AS THE tide turns against importing soya for animal feed, the idea of using locally reared mealworms as a sustainable bulk protein source is gaining ground.

Gram for gram, mealworms contain more protein than steak, and are rich in the amino acids, minerals, fats, vitamins and energy that form the basis of feed for poultry, aquaculture and pets. But crucially, the insects can yield all these nutrients on a diet of organic food waste, while using minimal land and water.

With a background in rearing insects for use in research, Olivia Champion set up Entec Nutrition in 2018, aiming to create a cost-effective feed source by maximising the desirable traits of mealworms, like short rearing times and increased protein content. The company is currently in the research and development stage, investigating the best conditions for mealworm production, including optimising nutrition and growth rates.

But why are mealworms better than other insects like soldier flies? Entec's Emma Theobald explained that the answer lies in density: “You can’t rear soldier flies as densely because they are flying insects, but mealworms are comfortable in close proximity and can be densely packed in, which means that they can be vertically farmed. Though products are already with a small number of partners to test, commercial roll out will require development of production facilities which we are focussing on in 2021.”

One key target is to supply as much of the mealworms’ diet as possible with industry by-products, and the company is now refining methods of using brewers spent grains as a substrate to feed insects. It may also be possible to feed and rear the mealworms differently to produce different nutrient profiles to suit different end markets. For example, aquaculture requires low fats while poultry need more.

Research funding has also gone towards exploring packaging, shelf life and potential contaminants – aspects that are essential to getting any products to market.

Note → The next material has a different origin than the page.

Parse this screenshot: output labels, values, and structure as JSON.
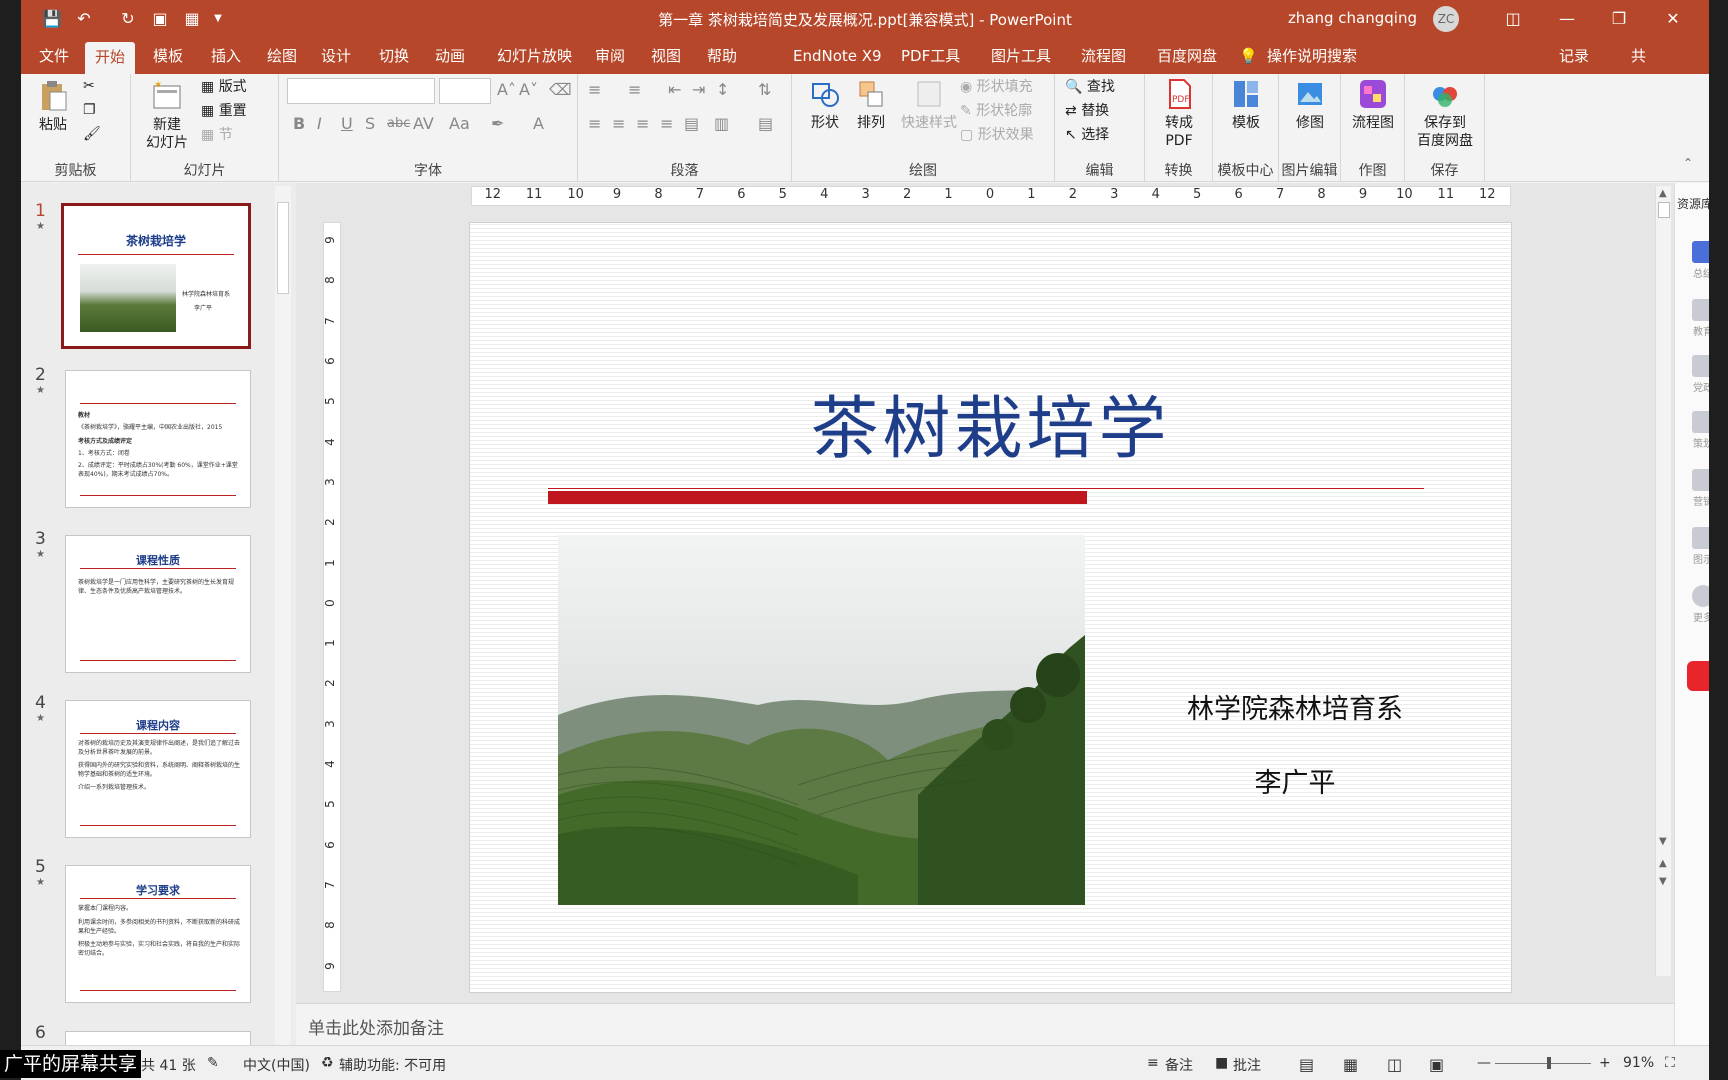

Ms Theobald said: “The industry needs to know how to safely store mealworm products and how long they will last."

The next hurdle to cross will be regulatory conditions. At present, EU regulations place serious restrictions on what can be fed to animals that are going into the food chain – which limits what mealworms can be fed. There are also limitations on the form in which mealworms can be fed to other animals like pigs and poultry – but if insects get approval for poultry feed in the UK, Entec expects the market to be so undersaturated that demand would far outstrip supply.